Figure out the fundamentals first
In my opinion, reading “The Workshop Survival Guide” is a must for:
- knowing how to prepare and run a successful workshop
- enjoy the creative process of preparing and running a workshop.
I am currently deepening in the ideas on how to write. I would love to have “The Writing Survival Guide”, but, at the moment, we are not that lucky :^)
However, the process of «creating a workshop» has many similarities with the process of «writing an article». So I think it is possible to adapt the advices from “The Workshop Survival Guide” for article writing.
Below is a quote from the book that contains one of the advices that helped me the most to improve how I create presentations for my workshops. Then you have my adaptation of this advice for writing. (It’s not very well thought out, but I think this connection of ideas can be promising).

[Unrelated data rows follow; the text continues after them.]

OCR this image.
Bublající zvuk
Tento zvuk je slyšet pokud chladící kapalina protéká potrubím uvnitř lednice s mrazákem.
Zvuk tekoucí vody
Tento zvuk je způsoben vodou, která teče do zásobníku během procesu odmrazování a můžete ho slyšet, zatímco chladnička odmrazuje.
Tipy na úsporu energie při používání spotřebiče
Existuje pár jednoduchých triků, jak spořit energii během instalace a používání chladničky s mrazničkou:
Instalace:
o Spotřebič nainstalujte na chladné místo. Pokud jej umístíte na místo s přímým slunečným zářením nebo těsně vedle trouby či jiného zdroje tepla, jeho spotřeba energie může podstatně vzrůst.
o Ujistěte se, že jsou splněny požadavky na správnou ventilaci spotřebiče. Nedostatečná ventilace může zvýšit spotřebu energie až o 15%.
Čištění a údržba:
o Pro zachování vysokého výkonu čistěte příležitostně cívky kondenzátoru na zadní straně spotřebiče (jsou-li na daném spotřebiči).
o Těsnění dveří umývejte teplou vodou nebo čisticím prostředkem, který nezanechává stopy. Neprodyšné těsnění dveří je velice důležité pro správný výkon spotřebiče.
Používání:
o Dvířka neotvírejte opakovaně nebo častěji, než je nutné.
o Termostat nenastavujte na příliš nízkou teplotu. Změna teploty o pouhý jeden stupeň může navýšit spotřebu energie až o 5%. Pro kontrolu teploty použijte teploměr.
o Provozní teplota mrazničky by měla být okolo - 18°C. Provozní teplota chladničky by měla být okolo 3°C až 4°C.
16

Building the essential slides should take less than an hour. If that sounds impossible, it’s because you either a) haven’t put together a real Skeleton, so you’re designing your workshop from inside the slide software, or b) you’re fiddling with style and layout. Both are huge time traps. Come back to the style later in single pass. If you’re not sure what a slide needs to say at any given point, close your laptop and go back to figuring it out on your paper skeleton. It’s far too easy to spend dozens of hours fiddling with your slides’ details when you should be figuring out the fundamentals.
—Rob Fitzpatrick and Devin Hunt in “The Workshop Survival Guide: How to design and teach educational workshops that work every time”.
Writing the first draft of a 1,000-word article should take less than an hour. If that sounds impossible, it’s because:
- you haven’t prepared a real outline for the draft, so you’re using the draft as a tool to think about what you want to say
- you are editing the draft as you write it.
Both are huge time traps.
Come back to editing the draft later in one pass.
If you’re not sure about what you need to say in one part of the draft, close the draft and figure out the outline. It’s far too easy to spend dozens of hours fiddling with the details of a first draft when you should be figuring out the fundamentals.